Differential Effects of Soil Water Content and Temperature on Nitrification and Aeration

Environmental concerns have stimulated increased interest in NO − 3 accumulation in soils. The aeration status of the soil, which is mainly governed by the water content and temperature, is a central factor. The biological process responsible for NO − 3 accumulation, nitrification, was measured to estimate the combined effects of water content and temperature and determine their joint effect on soil aeration. The effects of temperatures of 15, 20, 25, 30, and 35°C and water contents equivalent to 0.35, 0.42, 0.50, 0.52, 0.57, and 0.60 relative water content (volumetric water content/total porosity) on the nitrification activity of soil samples containing 2‐mm sieved soils taken at 0 to 20 or 20 to 40‐cm depth were determined by measuring NO − 3 accumulation for 17 h. A descriptive model including three biological parameters, maximum nitrification rate (Nr max ), optimal relative water content (Θ opt ), and temperature, was developed. Maximum Nr max occurred at 25.5°C in 0‐ to 20‐cm soil and at 20°C in 20‐ to 40‐cm soil, suggesting an adaptation of soil nitrifying populations to the temperature regime of the soil.
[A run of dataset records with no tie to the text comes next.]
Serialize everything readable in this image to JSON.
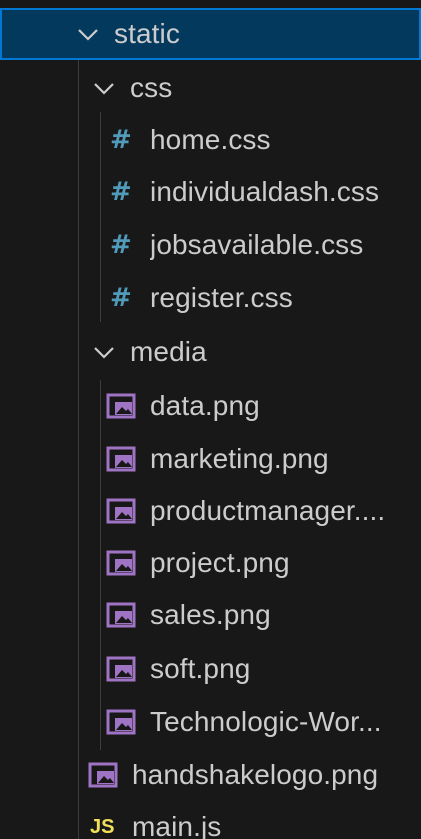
{
  "explorer": {
    "folders": {
      "static": "static",
      "css": "css",
      "media": "media"
    },
    "icons": {
      "chevron": "chevron-down-icon",
      "css_file": "hash-icon",
      "image_file": "image-icon",
      "js_file": "js-icon"
    },
    "icon_glyphs": {
      "css": "#",
      "js": "JS"
    },
    "css_files": [
      "home.css",
      "individualdash.css",
      "jobsavailable.css",
      "register.css"
    ],
    "media_files": [
      "data.png",
      "marketing.png",
      "productmanager....",
      "project.png",
      "sales.png",
      "soft.png",
      "Technologic-Wor..."
    ],
    "root_files": {
      "handshake": "handshakelogo.png",
      "mainjs": "main.js"
    },
    "colors": {
      "selected_bg": "#04395e",
      "selected_border": "#0078d4",
      "css_icon": "#519aba",
      "image_icon": "#a074c4",
      "js_icon": "#f1e05a"
    }
  }
}
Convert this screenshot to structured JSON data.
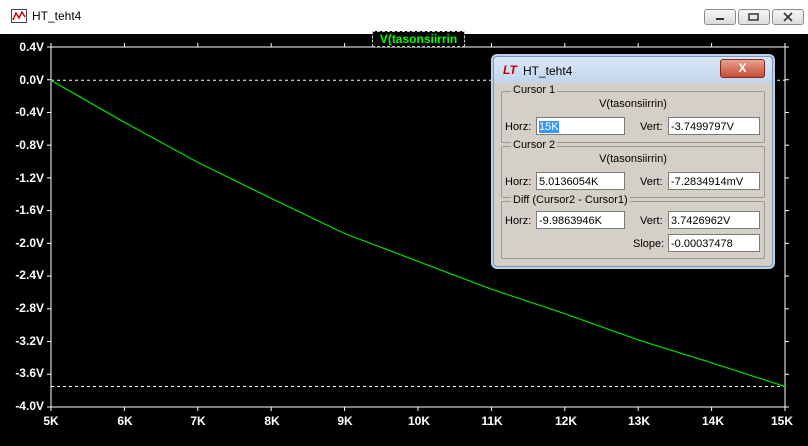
{
  "window": {
    "title": "HT_teht4"
  },
  "plot": {
    "trace_label": "V(tasonsiirrin"
  },
  "dialog": {
    "title": "HT_teht4",
    "close_symbol": "X",
    "cursor1": {
      "group_label": "Cursor 1",
      "trace": "V(tasonsiirrin)",
      "horz_label": "Horz:",
      "horz_value": "15K",
      "vert_label": "Vert:",
      "vert_value": "-3.7499797V"
    },
    "cursor2": {
      "group_label": "Cursor 2",
      "trace": "V(tasonsiirrin)",
      "horz_label": "Horz:",
      "horz_value": "5.0136054K",
      "vert_label": "Vert:",
      "vert_value": "-7.2834914mV"
    },
    "diff": {
      "group_label": "Diff (Cursor2 - Cursor1)",
      "horz_label": "Horz:",
      "horz_value": "-9.9863946K",
      "vert_label": "Vert:",
      "vert_value": "3.7426962V",
      "slope_label": "Slope:",
      "slope_value": "-0.00037478"
    }
  },
  "chart_data": {
    "type": "line",
    "series": [
      {
        "name": "V(tasonsiirrin)",
        "color": "#00dd00",
        "x": [
          5000,
          6000,
          7000,
          8000,
          9000,
          10000,
          11000,
          12000,
          13000,
          14000,
          15000
        ],
        "y": [
          -0.007,
          -0.52,
          -1.01,
          -1.45,
          -1.88,
          -2.22,
          -2.56,
          -2.86,
          -3.18,
          -3.46,
          -3.75
        ]
      }
    ],
    "x_ticks": [
      "5K",
      "6K",
      "7K",
      "8K",
      "9K",
      "10K",
      "11K",
      "12K",
      "13K",
      "14K",
      "15K"
    ],
    "y_ticks": [
      "0.4V",
      "0.0V",
      "-0.4V",
      "-0.8V",
      "-1.2V",
      "-1.6V",
      "-2.0V",
      "-2.4V",
      "-2.8V",
      "-3.2V",
      "-3.6V",
      "-4.0V"
    ],
    "xlim": [
      5000,
      15000
    ],
    "ylim": [
      -4.0,
      0.4
    ],
    "cursor_levels": [
      -0.007,
      -3.75
    ],
    "grid": false,
    "colors": {
      "trace": "#00dd00",
      "background": "#000000",
      "axes": "#ffffff"
    }
  }
}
The Nr max value was negatively related to Θ opt , and Θ opt was dependent on temperature ( T ). This Θ opt ( T ) relationship was parabolic in nature, with Θ opt being at a minimum between 20 and 25°C. It could be simulated using O 2 diffusion and respiration rates, inferring that these processes influenced Θ opt and T correlation. The ranges of O 2 concentrations favorable to maximum nitrification within an aggregate volume fraction were estimated for different temperatures. Nitrification was generally maximum when the intraaggregate pore spaces were saturated with water, with no water in the interaggregate pore space (i.e., 0.44 relative water content at 25°C and 0.36 at 20°C at 0‐ to 20‐ and 20‐ to 40‐cm depths).